Examiners don't need to prove an AI tool produced a bad outcome. Under 3110 they only need to ask: which AI tools do your registered persons use, and where are the procedures that supervise them? For 53% of the market — adopters without integration — the honest answer is "we don't have those procedures yet." That's the finding.

What closing the gap looks like

The firms in the ~10% that have integrated AI aren't doing anything exotic. They've translated three things into written procedure:

  • Inventory — a maintained list of which AI tools are in use, by whom, for what.
  • Verification — a documented control that AI output is checked before it reaches clients or informs a recommendation.
  • Recordkeeping — AI queries and outputs retained as records, not left in personal accounts.

The market implication is that the supervision layer — the procedures, logging, and verification controls — is where the next phase of advisor-AI value accrues, because it's the part the adoption wave skipped.

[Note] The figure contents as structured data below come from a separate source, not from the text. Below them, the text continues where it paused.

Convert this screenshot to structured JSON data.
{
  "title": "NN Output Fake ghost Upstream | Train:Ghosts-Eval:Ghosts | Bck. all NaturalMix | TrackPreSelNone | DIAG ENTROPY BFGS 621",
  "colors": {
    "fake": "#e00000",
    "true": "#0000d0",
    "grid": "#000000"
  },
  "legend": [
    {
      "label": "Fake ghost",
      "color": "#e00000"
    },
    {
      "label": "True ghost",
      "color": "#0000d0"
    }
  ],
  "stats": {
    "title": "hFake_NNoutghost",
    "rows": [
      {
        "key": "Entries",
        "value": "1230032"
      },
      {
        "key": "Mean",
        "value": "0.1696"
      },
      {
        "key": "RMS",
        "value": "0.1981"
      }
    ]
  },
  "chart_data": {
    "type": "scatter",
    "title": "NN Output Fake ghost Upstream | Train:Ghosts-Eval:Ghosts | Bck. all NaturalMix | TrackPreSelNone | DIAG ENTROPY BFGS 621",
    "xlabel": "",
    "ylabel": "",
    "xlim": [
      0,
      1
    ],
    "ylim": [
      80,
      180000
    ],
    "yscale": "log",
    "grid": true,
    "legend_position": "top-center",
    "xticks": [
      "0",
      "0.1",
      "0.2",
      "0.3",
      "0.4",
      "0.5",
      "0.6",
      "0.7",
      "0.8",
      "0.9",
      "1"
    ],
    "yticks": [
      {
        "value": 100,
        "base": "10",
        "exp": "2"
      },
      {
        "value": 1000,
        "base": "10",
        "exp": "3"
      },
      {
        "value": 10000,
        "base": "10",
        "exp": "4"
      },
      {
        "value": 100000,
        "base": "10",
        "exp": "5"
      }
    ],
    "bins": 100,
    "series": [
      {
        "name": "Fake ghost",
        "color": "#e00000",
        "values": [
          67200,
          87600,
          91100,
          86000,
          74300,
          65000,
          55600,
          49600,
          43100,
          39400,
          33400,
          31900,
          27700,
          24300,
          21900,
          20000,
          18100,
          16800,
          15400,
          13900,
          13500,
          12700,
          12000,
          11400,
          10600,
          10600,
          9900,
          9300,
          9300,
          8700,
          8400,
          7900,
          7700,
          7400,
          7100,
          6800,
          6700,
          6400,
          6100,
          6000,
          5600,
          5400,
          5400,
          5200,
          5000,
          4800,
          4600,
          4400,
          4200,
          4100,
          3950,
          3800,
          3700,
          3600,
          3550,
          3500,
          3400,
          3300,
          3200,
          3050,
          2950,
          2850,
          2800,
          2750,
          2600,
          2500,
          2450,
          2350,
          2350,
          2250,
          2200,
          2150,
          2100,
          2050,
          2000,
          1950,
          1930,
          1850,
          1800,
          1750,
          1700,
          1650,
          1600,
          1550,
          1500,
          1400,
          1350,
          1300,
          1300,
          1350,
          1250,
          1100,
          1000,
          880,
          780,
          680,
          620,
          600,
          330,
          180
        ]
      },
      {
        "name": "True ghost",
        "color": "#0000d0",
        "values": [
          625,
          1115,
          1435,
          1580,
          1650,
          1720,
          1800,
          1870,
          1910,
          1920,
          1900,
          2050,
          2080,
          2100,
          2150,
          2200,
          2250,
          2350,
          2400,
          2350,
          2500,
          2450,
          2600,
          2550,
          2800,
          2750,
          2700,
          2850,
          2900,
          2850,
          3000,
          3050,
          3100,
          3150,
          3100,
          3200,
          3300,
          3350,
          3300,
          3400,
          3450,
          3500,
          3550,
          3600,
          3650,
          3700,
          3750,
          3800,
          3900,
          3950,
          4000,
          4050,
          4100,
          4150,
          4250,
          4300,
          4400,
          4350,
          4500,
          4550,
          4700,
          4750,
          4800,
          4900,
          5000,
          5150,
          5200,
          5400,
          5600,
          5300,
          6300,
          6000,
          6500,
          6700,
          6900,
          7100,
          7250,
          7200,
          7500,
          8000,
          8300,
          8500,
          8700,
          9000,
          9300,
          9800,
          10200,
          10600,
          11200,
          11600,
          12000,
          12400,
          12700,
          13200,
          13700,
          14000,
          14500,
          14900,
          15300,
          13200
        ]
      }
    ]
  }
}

Where AdvisorIQ fits the data

AdvisorIQ is designed to make a firm land in the integrated 10% rather than the unsupervised 53%. Because it runs research against cited sources and logs every query automatically (what was asked, what was retrieved, what was answered, timestamped), the inventory and recordkeeping pieces of a 3110 procedure are produced by the system, and the verification step has source citations to check against. The tool gives a small firm the supervisory artifacts that adoption-by-experimentation otherwise leaves missing.

Related

Sources

This article is general market commentary, not legal or compliance advice. Consult your compliance counsel before changing your supervisory procedures.

How wide is the gap between AI adoption and AI governance?
Schwab's 2026 research found 63% of RIAs use AI but only about one in ten AI users have fully integrated it into firm strategy. Adoption is broad and bottom-up; governance is narrow and lagging. FINRA Rule 3110 requires written supervisory procedures for all business activities, including AI use — so the gap is a supervision exposure, not just an operational one.
Does FINRA Rule 3110 apply to AI tools?
Yes. Rule 3110 requires member firms to maintain written supervisory procedures reasonably designed to achieve compliance across all business activities. FINRA has consistently held that new technology creates new supervisory obligations, not exemptions. If registered persons use AI for research, communications, or recommendations, the WSPs must address that use.